Dollar General Corp
- Telsey Advisory Group analyst Joseph Feldman maintained a Market Perform rating, while raising the price target from $130 to $140.
- Guggenheim Securities analyst John Heinbockel reiterated a Buy rating, while cutting the price target from $165 to $160.
- BofA Securities analyst Robert Ohmes maintained a Buy rating and price target of $175.
"Traffic increased 2.6% and average ticket increased 1.7%, with higher average unit retails partly offset by lower units per transaction," Feldman wrote. Despite the beat, Dollar General guided to first-quarter comp of low-2%, versus expectations of 2.5%, and to 2026 earnings of $7.10-$7.35 per share, versus consensus of $7.25 per share, he further stated.
Guggenheim Securities: Dollar General's discretionary comps rose by an impressive 6.1%. That's the strongest since the first quarter of 2021, Heinbockel said. The company enjoyed improved merchandising of seasonal and home products, he added.
Despite a significant fourth-quarter earnings beat, Dollar General announced conservative guidance for 2026, the analyst stated. Investors had widely expected the company to guide to earnings "well above the $7.25 Street consensus," he further wrote.
BofA Securities: Dollar General's comps grew 4.3%, with growth across categories, Ohmes said.
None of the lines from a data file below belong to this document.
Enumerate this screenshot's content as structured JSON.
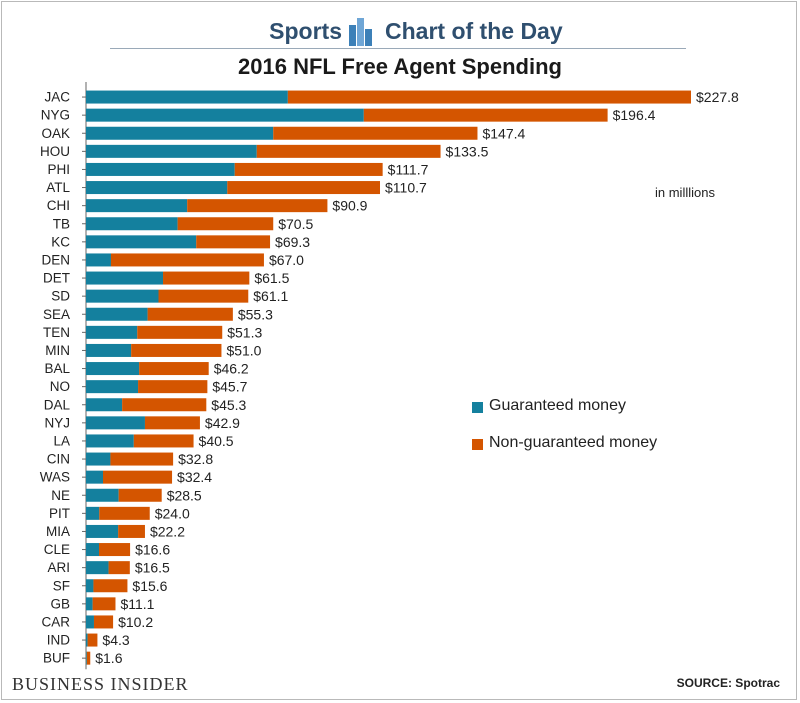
{
  "header": {
    "left": "Sports",
    "right": "Chart of the Day",
    "logo_icon": "bar-chart-logo-icon"
  },
  "unit_note": "in milllions",
  "footer": {
    "brand": "BUSINESS INSIDER",
    "source": "SOURCE: Spotrac"
  },
  "colors": {
    "guaranteed": "#14809e",
    "non_guaranteed": "#d45500",
    "header_text": "#2f4f6f"
  },
  "chart_data": {
    "type": "bar",
    "orientation": "horizontal",
    "stacked": true,
    "title": "2016 NFL Free Agent Spending",
    "categories": [
      "JAC",
      "NYG",
      "OAK",
      "HOU",
      "PHI",
      "ATL",
      "CHI",
      "TB",
      "KC",
      "DEN",
      "DET",
      "SD",
      "SEA",
      "TEN",
      "MIN",
      "BAL",
      "NO",
      "DAL",
      "NYJ",
      "LA",
      "CIN",
      "WAS",
      "NE",
      "PIT",
      "MIA",
      "CLE",
      "ARI",
      "SF",
      "GB",
      "CAR",
      "IND",
      "BUF"
    ],
    "series": [
      {
        "name": "Guaranteed money",
        "color": "#14809e",
        "values": [
          76.0,
          104.6,
          70.5,
          64.3,
          56.0,
          53.2,
          38.1,
          34.5,
          41.5,
          9.4,
          29.0,
          27.3,
          23.2,
          19.3,
          17.0,
          20.0,
          19.6,
          13.6,
          22.2,
          18.0,
          9.2,
          6.4,
          12.3,
          5.0,
          12.1,
          4.9,
          8.5,
          2.8,
          2.5,
          3.0,
          0.6,
          0.3
        ]
      },
      {
        "name": "Non-guaranteed money",
        "color": "#d45500",
        "values": [
          151.8,
          91.8,
          76.9,
          69.2,
          55.7,
          57.5,
          52.8,
          36.0,
          27.8,
          57.6,
          32.5,
          33.8,
          32.1,
          32.0,
          34.0,
          26.2,
          26.1,
          31.7,
          20.7,
          22.5,
          23.6,
          26.0,
          16.2,
          19.0,
          10.1,
          11.7,
          8.0,
          12.8,
          8.6,
          7.2,
          3.7,
          1.3
        ]
      }
    ],
    "totals": [
      227.8,
      196.4,
      147.4,
      133.5,
      111.7,
      110.7,
      90.9,
      70.5,
      69.3,
      67.0,
      61.5,
      61.1,
      55.3,
      51.3,
      51.0,
      46.2,
      45.7,
      45.3,
      42.9,
      40.5,
      32.8,
      32.4,
      28.5,
      24.0,
      22.2,
      16.6,
      16.5,
      15.6,
      11.1,
      10.2,
      4.3,
      1.6
    ],
    "value_labels": [
      "$227.8",
      "$196.4",
      "$147.4",
      "$133.5",
      "$111.7",
      "$110.7",
      "$90.9",
      "$70.5",
      "$69.3",
      "$67.0",
      "$61.5",
      "$61.1",
      "$55.3",
      "$51.3",
      "$51.0",
      "$46.2",
      "$45.7",
      "$45.3",
      "$42.9",
      "$40.5",
      "$32.8",
      "$32.4",
      "$28.5",
      "$24.0",
      "$22.2",
      "$16.6",
      "$16.5",
      "$15.6",
      "$11.1",
      "$10.2",
      "$4.3",
      "$1.6"
    ],
    "xlim": [
      0,
      227.8
    ],
    "grid": false,
    "legend_position": "right-middle"
  }
}
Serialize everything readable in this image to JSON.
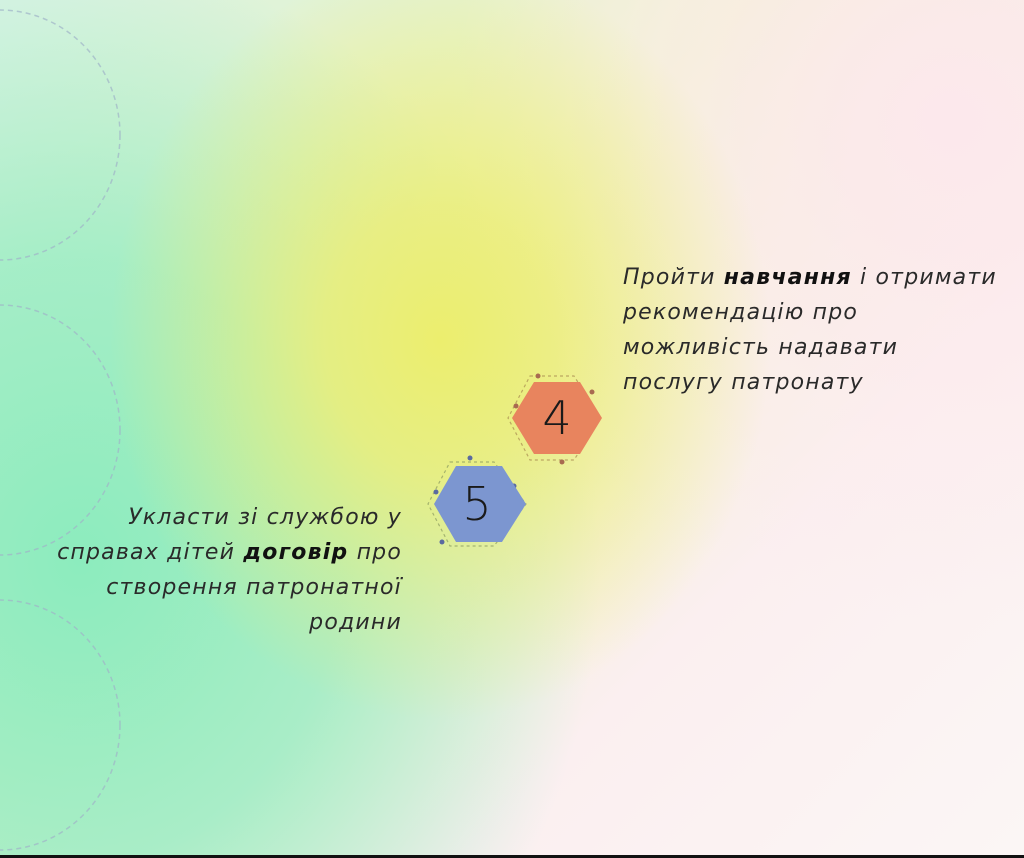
{
  "steps": [
    {
      "number": "4",
      "text_before": "Пройти ",
      "bold": "навчання",
      "text_after": " і отримати рекомендацію про можливість надавати послугу патронату",
      "color": "#e8845e"
    },
    {
      "number": "5",
      "text_before": "Укласти зі службою у справах дітей ",
      "bold": "договір",
      "text_after": " про створення патронатної родини",
      "color": "#7c96d0"
    }
  ]
}
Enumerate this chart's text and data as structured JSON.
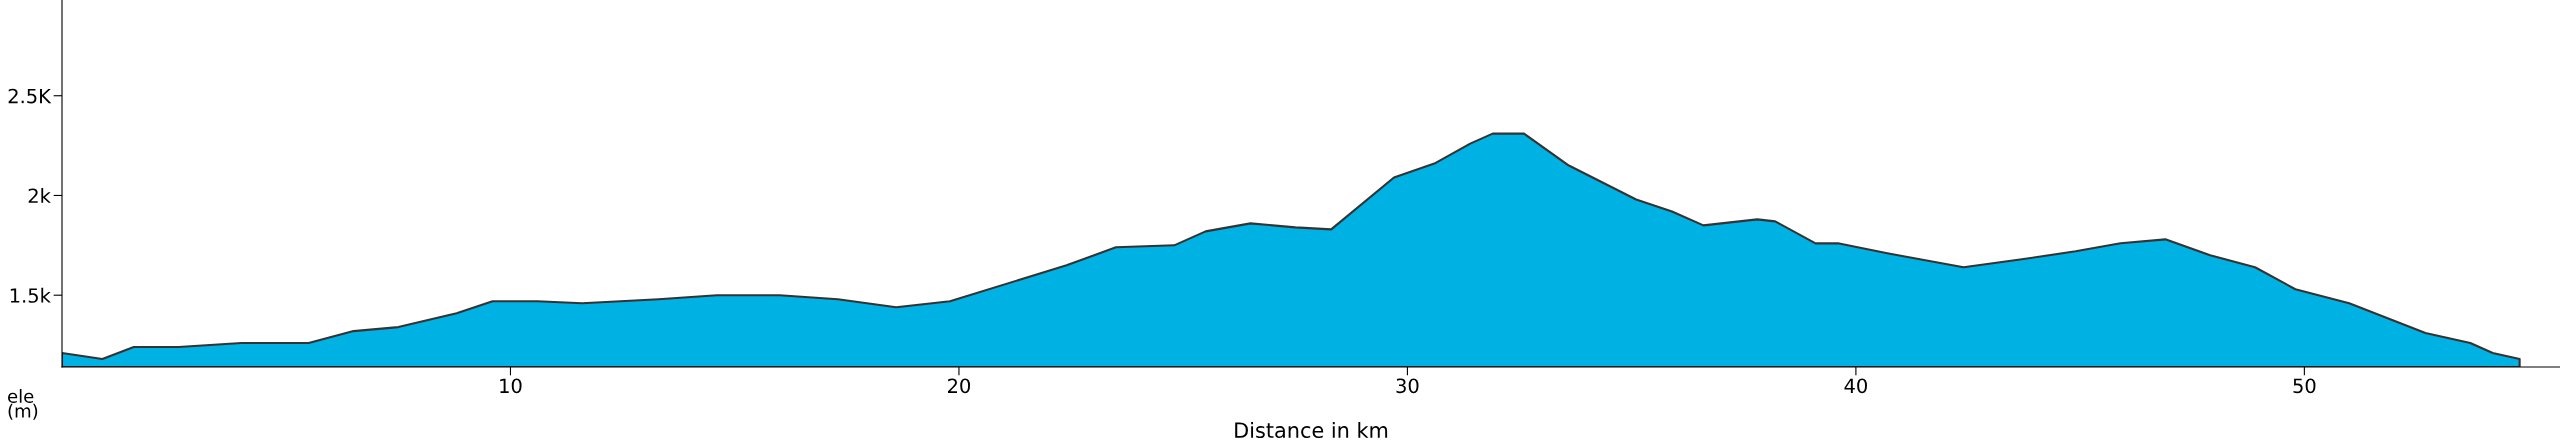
{
  "chart_data": {
    "type": "area",
    "xlabel": "Distance in km",
    "ylabel": "ele\n(m)",
    "x": [
      0,
      0.9,
      1.6,
      2.6,
      4.0,
      5.5,
      6.5,
      7.5,
      8.8,
      9.6,
      10.6,
      11.6,
      13.3,
      14.6,
      16.0,
      17.3,
      18.6,
      19.8,
      22.4,
      23.5,
      24.8,
      25.5,
      26.5,
      27.5,
      28.3,
      29.7,
      30.6,
      31.4,
      31.9,
      32.6,
      33.6,
      35.1,
      35.9,
      36.6,
      37.8,
      38.2,
      39.1,
      39.6,
      40.7,
      42.4,
      43.7,
      44.9,
      45.9,
      46.9,
      47.9,
      48.9,
      49.8,
      51.0,
      52.7,
      53.7,
      54.2,
      54.8
    ],
    "series": [
      {
        "color": "#00b2e3",
        "values": [
          1210,
          1180,
          1240,
          1240,
          1260,
          1260,
          1320,
          1340,
          1410,
          1470,
          1470,
          1460,
          1480,
          1500,
          1500,
          1480,
          1440,
          1470,
          1650,
          1740,
          1750,
          1820,
          1860,
          1840,
          1830,
          2090,
          2160,
          2260,
          2310,
          2310,
          2150,
          1980,
          1920,
          1850,
          1880,
          1870,
          1760,
          1760,
          1710,
          1640,
          1680,
          1720,
          1760,
          1780,
          1700,
          1640,
          1530,
          1460,
          1310,
          1260,
          1210,
          1180
        ]
      }
    ],
    "xlim": [
      0,
      55.7
    ],
    "ylim": [
      1140,
      2980
    ],
    "xticks": [
      10,
      20,
      30,
      40,
      50
    ],
    "yticks": [
      {
        "value": 1500,
        "label": "1.5k"
      },
      {
        "value": 2000,
        "label": "2k"
      },
      {
        "value": 2500,
        "label": "2.5K"
      }
    ],
    "grid": false,
    "legend": false
  }
}
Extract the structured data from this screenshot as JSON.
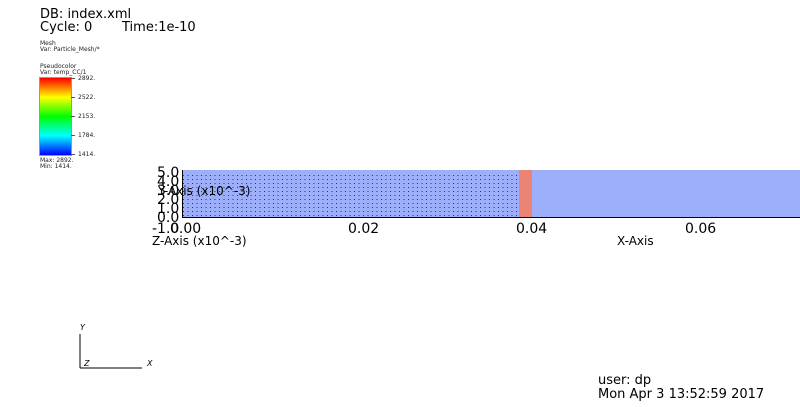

The company generated gross margin expansion of 105 basis points (bps) year-on-year, he added.
Delivery contributed 80 bps to comps in the fourth, with more than 80% of orders being delivered in under an hour, the analyst stated. "Comps in 2026 should be supported by the introduction of a new store format, 15+ new brands in non-consumables, scaling delivery options, trade-in from & retention of middle/higher income customers, SKU rationalization, and building on the closeout buying strategy," he further wrote.
DG Price Action: Shares of Dollar General had declined by 0.40% to $135.41 at the time of publication on Friday.